Nowadays, it's commonplace. On most Italian roads, after 15 November it is essentially mandatory to use chains or snow tyres. This wasn't the case back in January 1961, but one conscientious driver of an Opel Rekord bearing Florence plates seemed very happy with his BS3 winter tyres, as he stood there in his coat and scarf enjoying a cappuccino at a roadside café while the Pirelli mechanics fitted the tyres onto his car.
The snapshot of this scene comes from the Pirelli Historical Archives and is now part of a collection of photos from along the Autostrada del Sole motorway near Lodi that embodies the spirit of an era— of an Italy on the move. At Agip's motorway service stations, Pirelli had opened its tyre shops that—like a sort of prêt-à-porter for cars—would change your tyres in the time it took for a quick break at the Autogrill Alemagna rest stop. The Lodi location would be the first—for travellers out of Milan—of eight such Pirelli garages to be found along the Autostrada del Sole as it wound south towards Naples, for a highly organised network of tyre assistance and consulting that helped set the stage for an Italy in which growth in the use of cars was “booming at the same rate as TV, which was nowhere just yesterday and then suddenly was a must for both the rich and the poor, and now everywhere you look there are televisions”. This was how Dario Paccino described the “remarkable expansion of cars in Italy” in the September-October 1960 issue of Pirelli. Rivista d'Informazione e di Tecnica, the magazine the tyre manufacturer published throughout the 50s and 60s as the company's contribution to the lively cultural debate of those times.
In 1959 and 1960, car manufacturing shot up 30% and more to surpass 500,000 new car sales each year. There were over two million cars on Italian roads, and the forecasts for growth for the years to come were as bright as good be. Tyre mechanics, in turn, were a necessary feature of this rapid growth in mass motorisation. With the company's plans to open tyre shops all along the country's “backbone”, Pirelli gave great credibility to its dealers as a crucial link in the value chain, and the product range being offered had been structured accordingly. The era of Cinturato, Sempione and Rolle had begun, and the photos taken at the Lodi Autogrill in 1961 tell the tale of how the “winter” tyre became a success on Italian roads.

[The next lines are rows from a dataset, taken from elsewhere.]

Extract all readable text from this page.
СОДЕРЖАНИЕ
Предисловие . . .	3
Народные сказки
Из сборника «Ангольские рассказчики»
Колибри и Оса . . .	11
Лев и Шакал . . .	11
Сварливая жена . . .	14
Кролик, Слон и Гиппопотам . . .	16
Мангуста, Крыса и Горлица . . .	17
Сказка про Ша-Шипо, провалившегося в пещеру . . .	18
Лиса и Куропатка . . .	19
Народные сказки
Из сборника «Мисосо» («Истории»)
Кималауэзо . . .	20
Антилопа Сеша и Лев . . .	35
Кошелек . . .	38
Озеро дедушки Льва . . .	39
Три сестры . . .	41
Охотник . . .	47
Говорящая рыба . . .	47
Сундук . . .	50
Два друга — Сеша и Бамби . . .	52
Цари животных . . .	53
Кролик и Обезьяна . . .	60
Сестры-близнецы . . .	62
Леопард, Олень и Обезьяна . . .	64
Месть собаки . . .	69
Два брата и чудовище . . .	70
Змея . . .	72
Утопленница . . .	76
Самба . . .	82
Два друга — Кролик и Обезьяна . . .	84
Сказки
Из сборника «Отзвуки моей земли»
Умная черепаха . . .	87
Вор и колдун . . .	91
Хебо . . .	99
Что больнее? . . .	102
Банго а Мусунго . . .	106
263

Pirelli had been making tyres with a deeply grooved tread pattern for decades, but it was the boom in car sales of the 50s and 60s that drove the company towards a more modern, more reliable product. It was Pirelli's promise for safe, secure driving as well as a source of further technological opportunity. In fact, that distinguished gentleman, with his coat and scarf and Opel Rekord with Florence plates, had heeded the advice of his mechanic and bought the unique winter tyres with interchangeable tread bands: the Pirelli BS3, invented just a couple of years earlier and the embodiment of Italian creativity in technology, the worthy subject of a promotional film by Ermanno Scopinich.
Back in 1961, Italy was on the move. Up and down the motorway, they were travelling on four wheels in their Fiat Millecentos, Seicento D's, Bianchinas, or Lancia Appias, making that owner of the Opel Rekord something of a foreign-car-loving snob. They raced back and forth, safe in the knowledge that, in just a few miles, they would have found a modern, welcoming Autogrill and Pirelli tyre shop. In much the same way, the minds of marketing creatives were also racing, producing work like the little man protecting himself from the snow with a Pirelli BS3, created by Riccardo Manzi, or the series of ads entitled “La nostra vita sulle strade” (Our life on the road) from a few years later, which Pirelli dedicated to the Cinturato—both examples of riding in the fast lane of the imagination.